Riportiamo brani di una intervista ad una testata nazionale, resa dal segretario della FENIOF, Alessandro Bosi, sulla situazione degli imprenditori funebri ale prese con l’epidemia di COVID-19:
“Quando ci si approccia anche a un morto in abitazione e per cause naturali, non si può dare per scontato che non fosse contagiato”. E continua: “Le Regioni dicono che al decesso non esiste un pregiudizio igienico-sanitario perché cessa la respirazione, ma quando lo si va a vestire e movimentare un minimo di pressione del torace provoca scambi d’aria”.
Le onoranze funebri hanno dovuto cambiare radicalmente il loro modus operandi: mascherine, tute, guanti e occhiali sono d’obbligo anche per loro. Rientra certamente nelle ipotesi del lavoro, ma non certo a questi ritmi e con questi numeri.
Conclude Bosi: “Non bisogna creare panico tra gli operatori, ma sono necessarie le massime precauzioni.
Anche noi abbiamo bisogno di materiale per proteggerci, che però inizia a mancare”.

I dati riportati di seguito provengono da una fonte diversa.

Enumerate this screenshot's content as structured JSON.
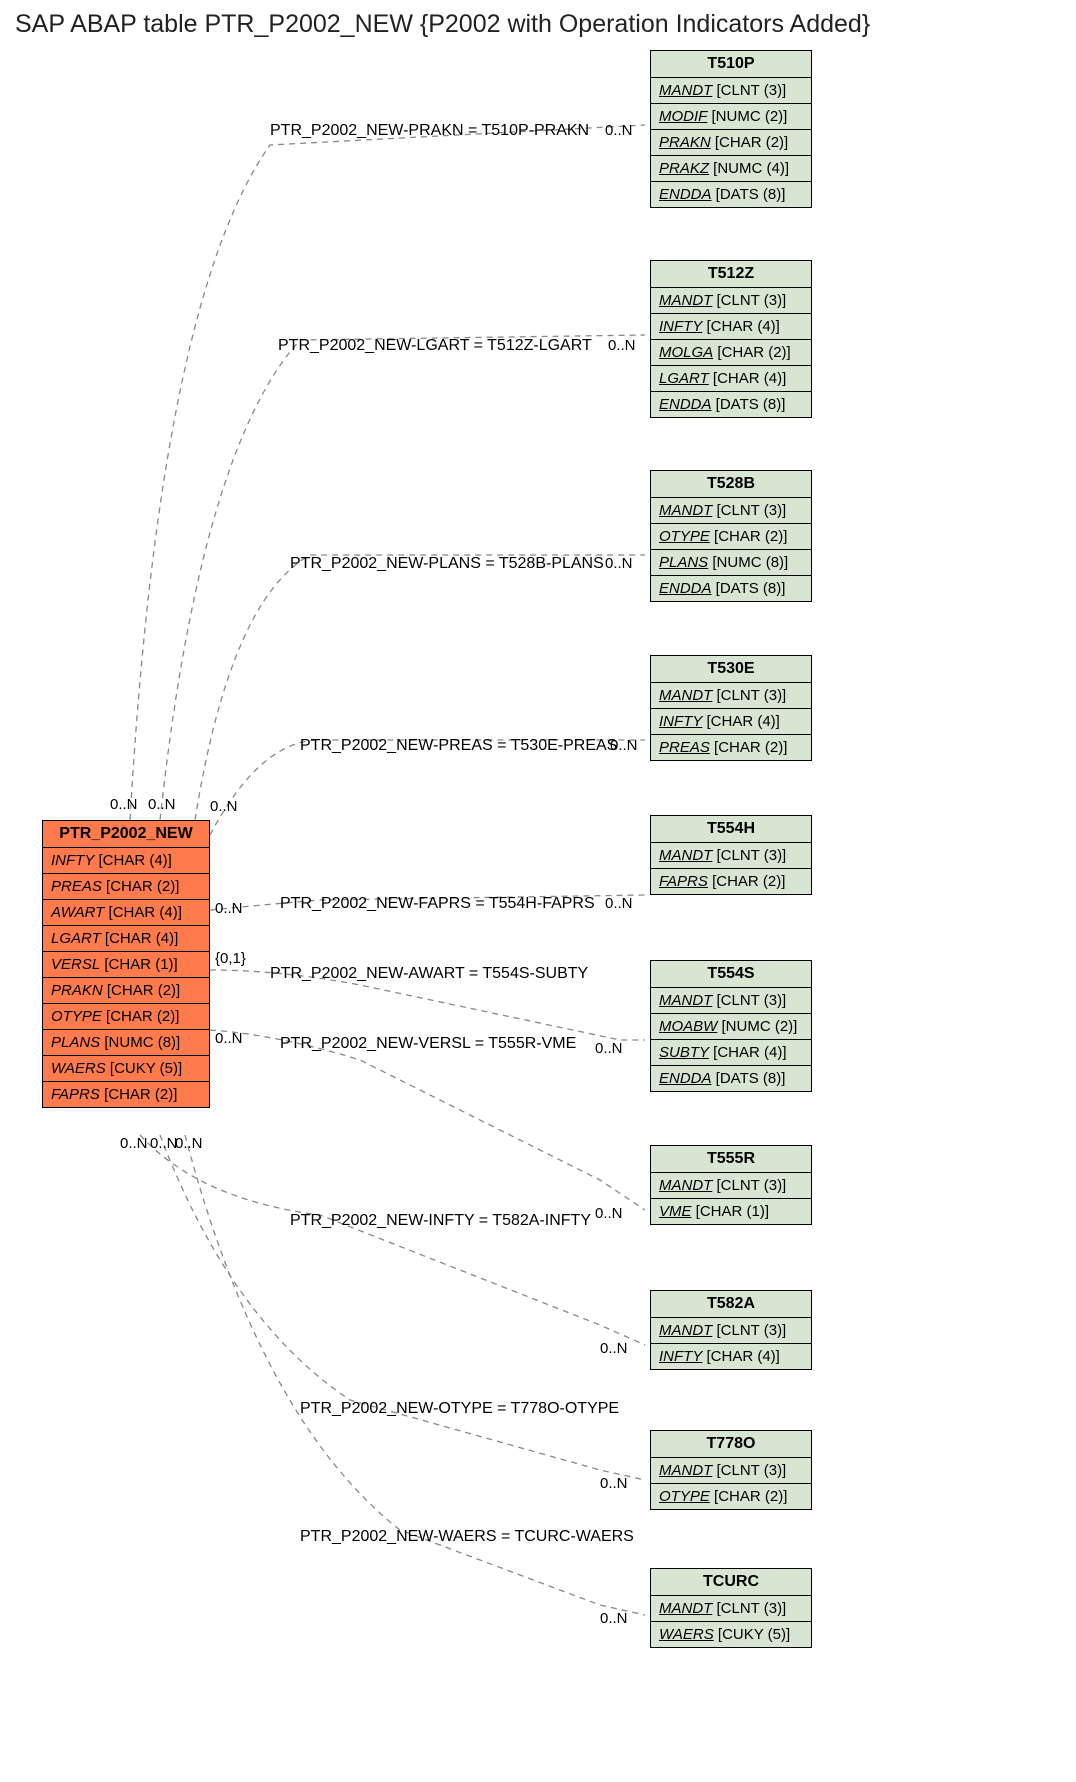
{
  "title": "SAP ABAP table PTR_P2002_NEW {P2002 with Operation Indicators Added}",
  "main": {
    "name": "PTR_P2002_NEW",
    "fields": [
      {
        "f": "INFTY",
        "t": "[CHAR (4)]"
      },
      {
        "f": "PREAS",
        "t": "[CHAR (2)]"
      },
      {
        "f": "AWART",
        "t": "[CHAR (4)]"
      },
      {
        "f": "LGART",
        "t": "[CHAR (4)]"
      },
      {
        "f": "VERSL",
        "t": "[CHAR (1)]"
      },
      {
        "f": "PRAKN",
        "t": "[CHAR (2)]"
      },
      {
        "f": "OTYPE",
        "t": "[CHAR (2)]"
      },
      {
        "f": "PLANS",
        "t": "[NUMC (8)]"
      },
      {
        "f": "WAERS",
        "t": "[CUKY (5)]"
      },
      {
        "f": "FAPRS",
        "t": "[CHAR (2)]"
      }
    ]
  },
  "targets": [
    {
      "name": "T510P",
      "fields": [
        {
          "f": "MANDT",
          "t": "[CLNT (3)]",
          "u": true
        },
        {
          "f": "MODIF",
          "t": "[NUMC (2)]",
          "u": true
        },
        {
          "f": "PRAKN",
          "t": "[CHAR (2)]",
          "u": true
        },
        {
          "f": "PRAKZ",
          "t": "[NUMC (4)]",
          "u": true
        },
        {
          "f": "ENDDA",
          "t": "[DATS (8)]",
          "u": true
        }
      ]
    },
    {
      "name": "T512Z",
      "fields": [
        {
          "f": "MANDT",
          "t": "[CLNT (3)]",
          "u": true
        },
        {
          "f": "INFTY",
          "t": "[CHAR (4)]",
          "u": true
        },
        {
          "f": "MOLGA",
          "t": "[CHAR (2)]",
          "u": true
        },
        {
          "f": "LGART",
          "t": "[CHAR (4)]",
          "u": true
        },
        {
          "f": "ENDDA",
          "t": "[DATS (8)]",
          "u": true
        }
      ]
    },
    {
      "name": "T528B",
      "fields": [
        {
          "f": "MANDT",
          "t": "[CLNT (3)]",
          "u": true
        },
        {
          "f": "OTYPE",
          "t": "[CHAR (2)]",
          "u": true
        },
        {
          "f": "PLANS",
          "t": "[NUMC (8)]",
          "u": true
        },
        {
          "f": "ENDDA",
          "t": "[DATS (8)]",
          "u": true
        }
      ]
    },
    {
      "name": "T530E",
      "fields": [
        {
          "f": "MANDT",
          "t": "[CLNT (3)]",
          "u": true
        },
        {
          "f": "INFTY",
          "t": "[CHAR (4)]",
          "u": true
        },
        {
          "f": "PREAS",
          "t": "[CHAR (2)]",
          "u": true
        }
      ]
    },
    {
      "name": "T554H",
      "fields": [
        {
          "f": "MANDT",
          "t": "[CLNT (3)]",
          "u": true
        },
        {
          "f": "FAPRS",
          "t": "[CHAR (2)]",
          "u": true
        }
      ]
    },
    {
      "name": "T554S",
      "fields": [
        {
          "f": "MANDT",
          "t": "[CLNT (3)]",
          "u": true
        },
        {
          "f": "MOABW",
          "t": "[NUMC (2)]",
          "u": true
        },
        {
          "f": "SUBTY",
          "t": "[CHAR (4)]",
          "u": true
        },
        {
          "f": "ENDDA",
          "t": "[DATS (8)]",
          "u": true
        }
      ]
    },
    {
      "name": "T555R",
      "fields": [
        {
          "f": "MANDT",
          "t": "[CLNT (3)]",
          "u": true
        },
        {
          "f": "VME",
          "t": "[CHAR (1)]",
          "u": true
        }
      ]
    },
    {
      "name": "T582A",
      "fields": [
        {
          "f": "MANDT",
          "t": "[CLNT (3)]",
          "u": true
        },
        {
          "f": "INFTY",
          "t": "[CHAR (4)]",
          "u": true
        }
      ]
    },
    {
      "name": "T778O",
      "fields": [
        {
          "f": "MANDT",
          "t": "[CLNT (3)]",
          "u": true
        },
        {
          "f": "OTYPE",
          "t": "[CHAR (2)]",
          "u": true
        }
      ]
    },
    {
      "name": "TCURC",
      "fields": [
        {
          "f": "MANDT",
          "t": "[CLNT (3)]",
          "u": true
        },
        {
          "f": "WAERS",
          "t": "[CUKY (5)]",
          "u": true
        }
      ]
    }
  ],
  "edges": [
    {
      "label": "PTR_P2002_NEW-PRAKN = T510P-PRAKN",
      "lc": "0..N",
      "rc": "0..N"
    },
    {
      "label": "PTR_P2002_NEW-LGART = T512Z-LGART",
      "lc": "0..N",
      "rc": "0..N"
    },
    {
      "label": "PTR_P2002_NEW-PLANS = T528B-PLANS",
      "lc": "0..N",
      "rc": "0..N"
    },
    {
      "label": "PTR_P2002_NEW-PREAS = T530E-PREAS",
      "lc": "0..N",
      "rc": "0..N"
    },
    {
      "label": "PTR_P2002_NEW-FAPRS = T554H-FAPRS",
      "lc": "0..N",
      "rc": "0..N"
    },
    {
      "label": "PTR_P2002_NEW-AWART = T554S-SUBTY",
      "lc": "{0,1}",
      "rc": "0..N"
    },
    {
      "label": "PTR_P2002_NEW-VERSL = T555R-VME",
      "lc": "0..N",
      "rc": "0..N"
    },
    {
      "label": "PTR_P2002_NEW-INFTY = T582A-INFTY",
      "lc": "0..N",
      "rc": "0..N"
    },
    {
      "label": "PTR_P2002_NEW-OTYPE = T778O-OTYPE",
      "lc": "0..N",
      "rc": "0..N"
    },
    {
      "label": "PTR_P2002_NEW-WAERS = TCURC-WAERS",
      "lc": "0..N",
      "rc": "0..N"
    }
  ],
  "extra_cards": [
    "0..N",
    "0..N",
    "0..N"
  ]
}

Anche Valeria Leotta, responsabile di SEFIT, mostra le preoccupazioni della propria associazione (gestori di cimiteri, crematori, pompe funebri di area pubblica) e precisa che “Già è stata fatta richiesta al Governo perché emani una normativa emergenziale per tutto ciò che riguarda i funerali, la sepoltura la cremazione.
C’è necessità di equiparazione almeno degli operatori funebri e di quelli degli obitori e camere mortuarie al personale sanitario. Lo stesso – a nostro avviso – anche per i lavoratori dei crematori. Sono parecchi i lavoratori di questo settore già in quarantena. Non è quindi solo la richiesta di avere, per l’intera gamma di servizi che vengono forniti dalle nostre imprese, al pari del personale sanitario, accesso preferenziale a Dispositivi di Protezione Individuale, ma poter far conto su una serie di tamponi, eseguiti periodicamente, per limitare il contagio nella categoria, ma anche per dare tranquillità e sicurezza a chi effettua un lavoro essenziale come quello svolto dai nostri lavoratori.”